Class Project Part 2: Moswetuset Hummock

Randall Stephens

About a year and a half ago I worked with students in my Critical Reading in History Class to create a history resource website for the Josiah Quincy House (a beautiful, well-preserved home, built in 1770 and just about a block from our main campus.) The work paid off. I blogged about it here and here. The local paper, the Patriot Ledger, even ran a full-page color story on it, interviewing me and the students. What's even better . . . that story in the paper, and our website, greatly boosted attendance at the historic home the summer after the semester ended.

This fall, with a new crop of students in the same class, we mulled over ideas for a similar project. We considered doing a website resource for a couple sites that no longer exist (the Quincy National Sailors Home and the Quincy Family Mansion, which used to grace our campus.) We also thought about doing a project on another old house in town (the Dorothy Quincy Homestead.)

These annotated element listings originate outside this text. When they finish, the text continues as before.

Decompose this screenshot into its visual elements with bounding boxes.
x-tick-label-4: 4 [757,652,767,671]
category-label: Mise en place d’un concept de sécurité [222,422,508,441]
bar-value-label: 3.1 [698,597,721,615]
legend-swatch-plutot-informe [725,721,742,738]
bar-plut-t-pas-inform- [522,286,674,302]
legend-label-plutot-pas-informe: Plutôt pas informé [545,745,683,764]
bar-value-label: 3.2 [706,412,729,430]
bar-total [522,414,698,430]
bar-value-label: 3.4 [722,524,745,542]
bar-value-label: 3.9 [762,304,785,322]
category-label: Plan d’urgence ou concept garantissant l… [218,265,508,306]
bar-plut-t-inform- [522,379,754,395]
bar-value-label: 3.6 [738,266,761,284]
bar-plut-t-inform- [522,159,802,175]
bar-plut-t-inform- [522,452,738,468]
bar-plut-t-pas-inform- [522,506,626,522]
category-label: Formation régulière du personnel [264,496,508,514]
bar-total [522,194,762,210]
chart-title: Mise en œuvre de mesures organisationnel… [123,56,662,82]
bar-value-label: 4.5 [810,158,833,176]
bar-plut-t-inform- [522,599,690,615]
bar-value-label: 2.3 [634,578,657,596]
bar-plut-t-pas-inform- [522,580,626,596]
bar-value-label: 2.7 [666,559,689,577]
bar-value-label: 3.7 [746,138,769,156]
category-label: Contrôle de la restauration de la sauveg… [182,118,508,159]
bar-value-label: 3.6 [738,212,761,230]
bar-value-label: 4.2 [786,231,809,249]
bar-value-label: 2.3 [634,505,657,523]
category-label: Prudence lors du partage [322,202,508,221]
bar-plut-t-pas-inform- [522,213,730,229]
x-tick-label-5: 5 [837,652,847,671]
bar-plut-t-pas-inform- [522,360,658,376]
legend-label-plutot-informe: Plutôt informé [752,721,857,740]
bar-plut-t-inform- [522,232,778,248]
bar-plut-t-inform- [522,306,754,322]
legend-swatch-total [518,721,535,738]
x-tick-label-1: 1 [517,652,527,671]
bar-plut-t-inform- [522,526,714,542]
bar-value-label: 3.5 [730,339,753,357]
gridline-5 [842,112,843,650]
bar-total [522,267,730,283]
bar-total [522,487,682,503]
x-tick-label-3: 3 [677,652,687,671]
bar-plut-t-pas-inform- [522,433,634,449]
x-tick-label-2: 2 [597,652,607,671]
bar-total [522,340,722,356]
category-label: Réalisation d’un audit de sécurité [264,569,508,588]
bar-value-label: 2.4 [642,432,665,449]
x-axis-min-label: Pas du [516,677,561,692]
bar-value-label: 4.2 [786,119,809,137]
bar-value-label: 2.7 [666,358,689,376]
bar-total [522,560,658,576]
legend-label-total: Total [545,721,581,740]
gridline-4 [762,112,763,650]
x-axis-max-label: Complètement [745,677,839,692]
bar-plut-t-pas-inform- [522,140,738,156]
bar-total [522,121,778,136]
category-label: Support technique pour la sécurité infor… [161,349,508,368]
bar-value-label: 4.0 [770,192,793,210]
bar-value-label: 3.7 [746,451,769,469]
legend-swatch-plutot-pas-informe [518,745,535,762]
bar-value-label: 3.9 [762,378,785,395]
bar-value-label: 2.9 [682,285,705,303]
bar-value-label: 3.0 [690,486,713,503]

In the end they chose to do their project on the Moswetuset Hummock, a patch of land/outcropping on a hill north of Wollaston beach. "Moswetuset," writes junior Austin Steelman, who took a lead on the project, means "'shaped like an arrowhead,' was the name of the Moswetuset or Massachusett Native American tribe from which the Commonwealth of Massachuesetts derives its name. The thickly-wooded hill was the summer seat of the tribe’s Sachem Chickatabot because of its view of the surrounding area and proximity to the bay, salt marshes, and the Blue Hills. It was here that Chickatabot met with Myles Standish of the Plymouth Colony in 1621 as the colonists began their early trade with the Indians."

This was quite a different project from the website we created for the Josiah Quincy House. Materials on the Hummock were much more spare. It was more challenging for them to find materials through Google Books, JSTOR, or just on the shelves of our library. Yet the students were certainly up to the challenge. They took photos and videos of the site. They collected maps, prints, and put together an extensive bibliography. Alex Foran, a journalism major, interviewed James Cameron, an emeritus professor of history here who has written extensively on local history and has done some work on the Moswetuset Hummock. A couple of the students made a pilgrimage to the Quincy Historical Society to gather maps and prints and to ask some good questions. While there they discovered a manuscript on the hummock that was written by none other than prof Cameron! With Cameron's blessing that MS is now on the site as a pdf.

Once again, this class effort was well worth it. I'm glad I got over my initial skepticism about group projects. Students seem to learn a great deal about research, hunting down evidence, and how best to present that to the broader public.